Maryland-Navy has twice been halted over hostilities. It was ugly from the start; Navy won the first eight games by a combined score of 256-7, including 76-0 in 1913 and 62-0 in 1917. The “young Admirals” ruled the “Farmers” of Maryland Agricultural College.

Such one-sided scores led to vandalized campus statues and stolen mascots on both sides. Finally, the series was suspended in 1934 after Maryland claimed Navy cheated during the Mids’ 16-13 win. The teams wouldn’t meet again until Maryland suddenly needed an opponent for its 1950 opener when Georgetown withdrew. Byrd Stadium debuted with Maryland beating Navy 35-21.

Now that is what I like to see from a college football rivalry! Not that I'm suggesting this type of action when the two teams play this time around; but there isn't a good rivalry that hasn't once included vandalism, and you can quote me on that.But those were just kind-hearted shenanigans compared to what started happening in the '60s.

Still, it was only silly shenanigans until 1963, when Terps running back Darryl Hill, a former Navy plebe who became the ACC’s first black player after transferring to Maryland, was the recipient of alleged dirty hits by the Mids.

The 1964 game was penalty-filled, with the Terps wanting to avenge Hill’s treatment.
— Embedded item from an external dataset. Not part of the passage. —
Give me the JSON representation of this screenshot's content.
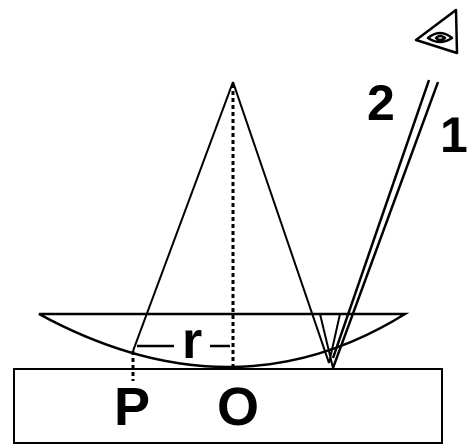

Maryland linebacker Jerry Fishman was twice called for late hits on Navy quarterback Roger Staubach. Fishman also flashed his middle finger twice at Navy fans and officials, who honored the series’ contract the following year before ending the rivalry again.

Fishman's actions sound like normal bad blood, until you read the rest of that paragraph.
Fishman later owned a house near the U.S. Naval Academy in Annapolis and admitted repeating the gesture to passing Mids over the years.

That's a lot of things (vengeful and crazy come to mind) but most of all it is loyal. Kevin Cowherd of the Baltimore Sun has more on Fishman's lifetime of retribution. I'm just going to involve one quote here, but the entire story is well worth your time; especially if you're a Maryland fan looking for a way to get jacked up before Monday's game.
"I will promise not to give [Navy] the finger," he says with a throaty chuckle. "But I told my 10-year-old: 'You give 'em the finger. And the tradition will carry on.' "
Navy and Maryland might not be the most important rivalry in the area, but it could definitely be the most heated.